While serving as a head coach in the UK as well as the ECHL, Christiansen’s teams have been very heavily involved in the Hockey Fights Cancer initiative. An initiative started by the National Hockey League in 1998 that has donated more than $20 million to support the cancer programs of local and national cancer research institutions, children's hospitals, player charities, and local charities.
“The ability to be able to spend more time with your family and be able to have hope is so important,” Christiansen said. “I’m extremely grateful that hockey does such a wonderful job with Hockey Fights Cancer but it’s not just for people like me, it’s for everybody because cancer impacts all of us.”
In his three years with the Indy Fuel, the organization has donated thousands of dollars to different cancer initiatives as well as the Community Health Network Foundation.

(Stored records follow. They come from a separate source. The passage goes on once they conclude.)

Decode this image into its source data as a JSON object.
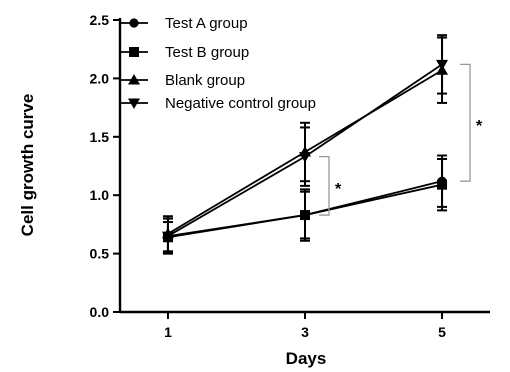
{
  "chart_data": {
    "type": "line",
    "xlabel": "Days",
    "ylabel": "Cell growth curve",
    "x": [
      1,
      3,
      5
    ],
    "xticks": [
      "1",
      "3",
      "5"
    ],
    "ylim": [
      0.0,
      2.5
    ],
    "yticks": [
      "0.0",
      "0.5",
      "1.0",
      "1.5",
      "2.0",
      "2.5"
    ],
    "grid": false,
    "legend_position": "top-left",
    "series": [
      {
        "name": "Test A group",
        "marker": "circle",
        "values": [
          0.65,
          0.83,
          1.12
        ],
        "errors": [
          0.15,
          0.22,
          0.22
        ]
      },
      {
        "name": "Test B group",
        "marker": "square",
        "values": [
          0.64,
          0.83,
          1.09
        ],
        "errors": [
          0.13,
          0.2,
          0.22
        ]
      },
      {
        "name": "Blank group",
        "marker": "triangle-up",
        "values": [
          0.67,
          1.37,
          2.07
        ],
        "errors": [
          0.15,
          0.25,
          0.28
        ]
      },
      {
        "name": "Negative control group",
        "marker": "triangle-down",
        "values": [
          0.65,
          1.33,
          2.12
        ],
        "errors": [
          0.15,
          0.25,
          0.25
        ]
      }
    ],
    "annotations": [
      {
        "text": "*",
        "x": 3,
        "between": [
          0.83,
          1.33
        ]
      },
      {
        "text": "*",
        "x": 5,
        "between": [
          1.12,
          2.12
        ]
      }
    ]
  }
}
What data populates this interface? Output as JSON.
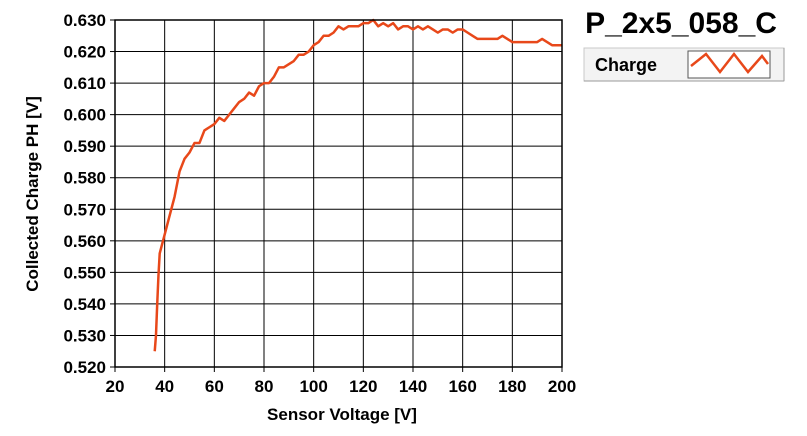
{
  "chart_data": {
    "type": "line",
    "title": "P_2x5_058_C",
    "xlabel": "Sensor Voltage [V]",
    "ylabel": "Collected Charge PH [V]",
    "xlim": [
      20,
      200
    ],
    "ylim": [
      0.52,
      0.63
    ],
    "x_ticks": [
      "20",
      "40",
      "60",
      "80",
      "100",
      "120",
      "140",
      "160",
      "180",
      "200"
    ],
    "y_ticks": [
      "0.520",
      "0.530",
      "0.540",
      "0.550",
      "0.560",
      "0.570",
      "0.580",
      "0.590",
      "0.600",
      "0.610",
      "0.620",
      "0.630"
    ],
    "grid": true,
    "legend_position": "top-right",
    "series": [
      {
        "name": "Charge",
        "color": "#e8481a",
        "x": [
          36,
          36.5,
          37,
          37.5,
          38,
          39,
          40,
          41,
          42,
          43,
          44,
          45,
          46,
          48,
          50,
          52,
          54,
          56,
          58,
          60,
          62,
          64,
          66,
          68,
          70,
          72,
          74,
          76,
          78,
          80,
          82,
          84,
          86,
          88,
          90,
          92,
          94,
          96,
          98,
          100,
          102,
          104,
          106,
          108,
          110,
          112,
          114,
          116,
          118,
          120,
          122,
          124,
          126,
          128,
          130,
          132,
          134,
          136,
          138,
          140,
          142,
          144,
          146,
          148,
          150,
          152,
          154,
          156,
          158,
          160,
          162,
          164,
          166,
          168,
          170,
          172,
          174,
          176,
          178,
          180,
          182,
          184,
          186,
          188,
          190,
          192,
          194,
          196,
          198,
          200
        ],
        "y": [
          0.525,
          0.53,
          0.54,
          0.549,
          0.556,
          0.559,
          0.562,
          0.565,
          0.568,
          0.571,
          0.574,
          0.578,
          0.582,
          0.586,
          0.588,
          0.591,
          0.591,
          0.595,
          0.596,
          0.597,
          0.599,
          0.598,
          0.6,
          0.602,
          0.604,
          0.605,
          0.607,
          0.606,
          0.609,
          0.61,
          0.61,
          0.612,
          0.615,
          0.615,
          0.616,
          0.617,
          0.619,
          0.619,
          0.62,
          0.622,
          0.623,
          0.625,
          0.625,
          0.626,
          0.628,
          0.627,
          0.628,
          0.628,
          0.628,
          0.629,
          0.629,
          0.63,
          0.628,
          0.629,
          0.628,
          0.629,
          0.627,
          0.628,
          0.628,
          0.627,
          0.628,
          0.627,
          0.628,
          0.627,
          0.626,
          0.627,
          0.627,
          0.626,
          0.627,
          0.627,
          0.626,
          0.625,
          0.624,
          0.624,
          0.624,
          0.624,
          0.624,
          0.625,
          0.624,
          0.623,
          0.623,
          0.623,
          0.623,
          0.623,
          0.623,
          0.624,
          0.623,
          0.622,
          0.622,
          0.622
        ]
      }
    ]
  }
}
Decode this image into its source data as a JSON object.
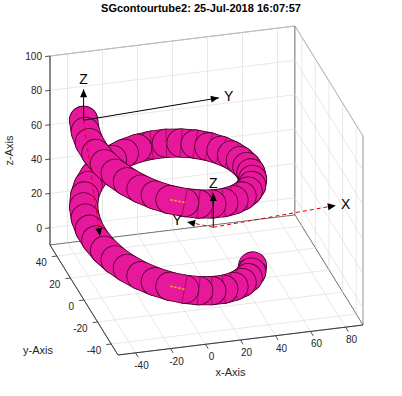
{
  "chart_data": {
    "type": "3d",
    "title": "SGcontourtube2: 25-Jul-2018 16:07:57",
    "x_label": "x-Axis",
    "y_label": "y-Axis",
    "z_label": "z-Axis",
    "xlim": [
      -50,
      90
    ],
    "ylim": [
      -50,
      50
    ],
    "zlim": [
      -10,
      100
    ],
    "xticks": [
      -40,
      -20,
      0,
      20,
      40,
      60,
      80
    ],
    "yticks": [
      -40,
      -20,
      0,
      20,
      40
    ],
    "zticks": [
      0,
      20,
      40,
      60,
      80,
      100
    ],
    "grid": true,
    "series": [
      {
        "type": "tube",
        "color": "#e8189c",
        "tube_radius": 8,
        "x": [
          42.3,
          39,
          34.5,
          28.9,
          22.5,
          15.4,
          7.8,
          0,
          -7.8,
          -15.4,
          -22.5,
          -28.9,
          -34.5,
          -39,
          -42.3,
          -44.3,
          -45,
          -44.3,
          -42.3,
          -39,
          -34.5,
          -28.9,
          -22.5,
          -15.4,
          -7.8,
          0,
          7.8,
          15.4,
          22.5,
          28.9,
          34.5,
          39,
          42.3,
          44.3,
          45,
          44.3,
          42.3,
          39,
          34.5,
          28.9,
          22.5,
          15.4,
          7.8,
          0,
          -7.8,
          -15.4,
          -22.5,
          -28.9,
          -34.5,
          -39,
          -42.3,
          -44.3,
          -45,
          -44.3,
          -42.3
        ],
        "y": [
          -10.4,
          -17.5,
          -23.9,
          -29.5,
          -34,
          -37.3,
          -39.3,
          -40,
          -39.3,
          -37.3,
          -34,
          -29.5,
          -23.9,
          -17.5,
          -10.4,
          -2.8,
          5,
          12.8,
          20.4,
          27.5,
          33.9,
          39.5,
          44,
          47.3,
          49.3,
          50,
          49.3,
          47.3,
          44,
          39.5,
          33.9,
          27.5,
          20.4,
          12.8,
          5,
          -2.8,
          -10.4,
          -17.5,
          -23.9,
          -29.5,
          -34,
          -37.3,
          -39.3,
          -40,
          -39.3,
          -37.3,
          -34,
          -29.5,
          -23.9,
          -17.5,
          -10.4,
          -2.8,
          5,
          12.8,
          20.4
        ],
        "z": [
          5,
          6.4,
          7.8,
          9.2,
          10.6,
          12,
          13.4,
          14.8,
          16.2,
          17.6,
          19,
          20.4,
          21.8,
          23.2,
          24.6,
          26,
          27.4,
          28.8,
          30.2,
          31.6,
          33,
          34.4,
          35.8,
          37.2,
          38.6,
          40,
          41.4,
          42.8,
          44.2,
          45.6,
          47,
          48.4,
          49.8,
          51.2,
          52.6,
          54,
          55.4,
          56.8,
          58.2,
          59.6,
          61,
          62.4,
          63.8,
          65.2,
          66.6,
          68,
          69.4,
          70.8,
          72.2,
          73.6,
          75,
          76.4,
          77.8,
          79.2,
          80.6
        ]
      },
      {
        "type": "line",
        "color": "#e00000",
        "x": [
          10,
          8.7,
          5,
          0,
          -5,
          -8.7,
          -10,
          -8.7,
          -5,
          0,
          5,
          8.7,
          10
        ],
        "y": [
          0,
          5,
          8.7,
          10,
          8.7,
          5,
          0,
          -5,
          -8.7,
          -10,
          -8.7,
          -5,
          0
        ],
        "z": [
          -10,
          -10,
          -10,
          -10,
          -10,
          -10,
          -10,
          -10,
          -10,
          -10,
          -10,
          -10,
          -10
        ]
      }
    ],
    "frames": [
      {
        "origin": {
          "x": -42.3,
          "y": 20.4,
          "z": 80.6
        },
        "axes": [
          {
            "label": "Z",
            "x": -42.3,
            "y": 20.4,
            "z": 98.6
          },
          {
            "label": "Y",
            "x": 35,
            "y": 20.4,
            "z": 84
          },
          {
            "x": -33,
            "y": 20.4,
            "z": 12,
            "color": "#e00000",
            "line_style": "dashed"
          }
        ]
      },
      {
        "origin": {
          "x": 20,
          "y": -10,
          "z": 30
        },
        "axes": [
          {
            "label": "Z",
            "x": 20,
            "y": -10,
            "z": 50
          },
          {
            "label": "Y",
            "x": 5,
            "y": -10,
            "z": 35,
            "color": "#e00000",
            "line_style": "dashed"
          },
          {
            "label": "X",
            "x": 90,
            "y": -10,
            "z": 34,
            "color": "#e00000",
            "line_style": "dashed"
          }
        ]
      }
    ]
  }
}
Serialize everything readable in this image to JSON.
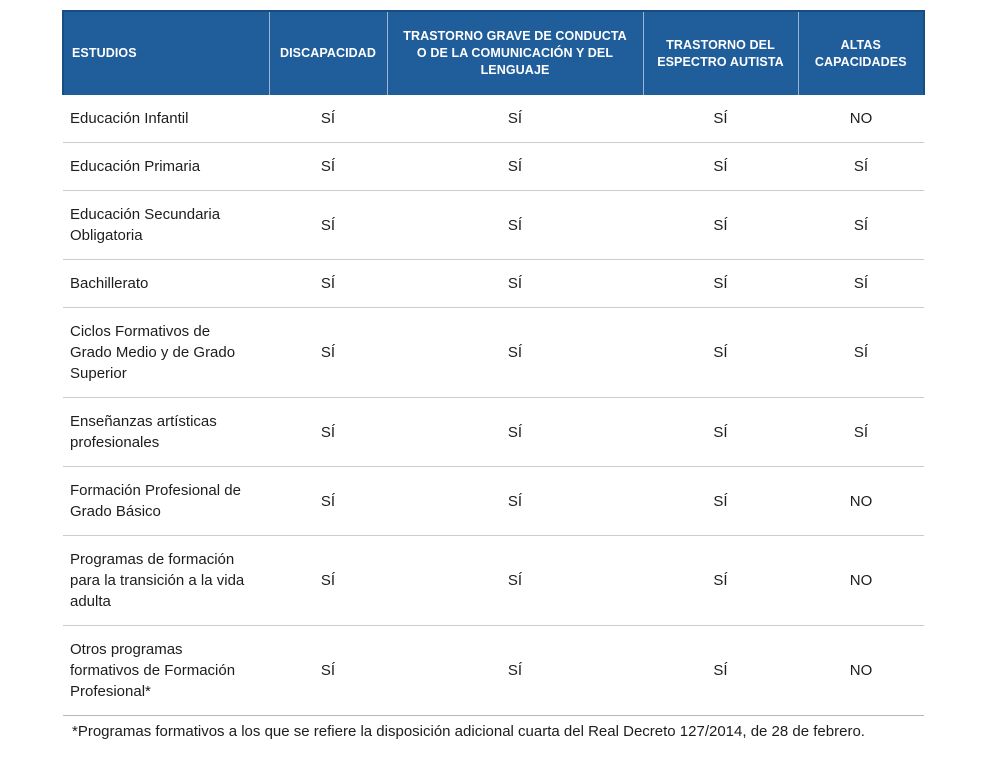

Christiansen believes that the donations and support from the Fuel shows how much the organization cares about the community and the people within their own organization.
“I think it’s really special and I think it’s really touching that our organization is working with PanCan to be able to help pancreatic cancer patients,” said Christiansen. That makes me feel extremely grateful that the memory of my parents lives on and I’m very fortunate and very grateful for that.”
“I [also] think that we’re able to help in other capacities whether it’s with Movember, or Hockey Fights to help everybody on our team and in our organization who’s been touched by cancer including all of our fans and including people who are in Indianapolis that might not even know the Indy Fuel supports a cause that might be near and dear to them.”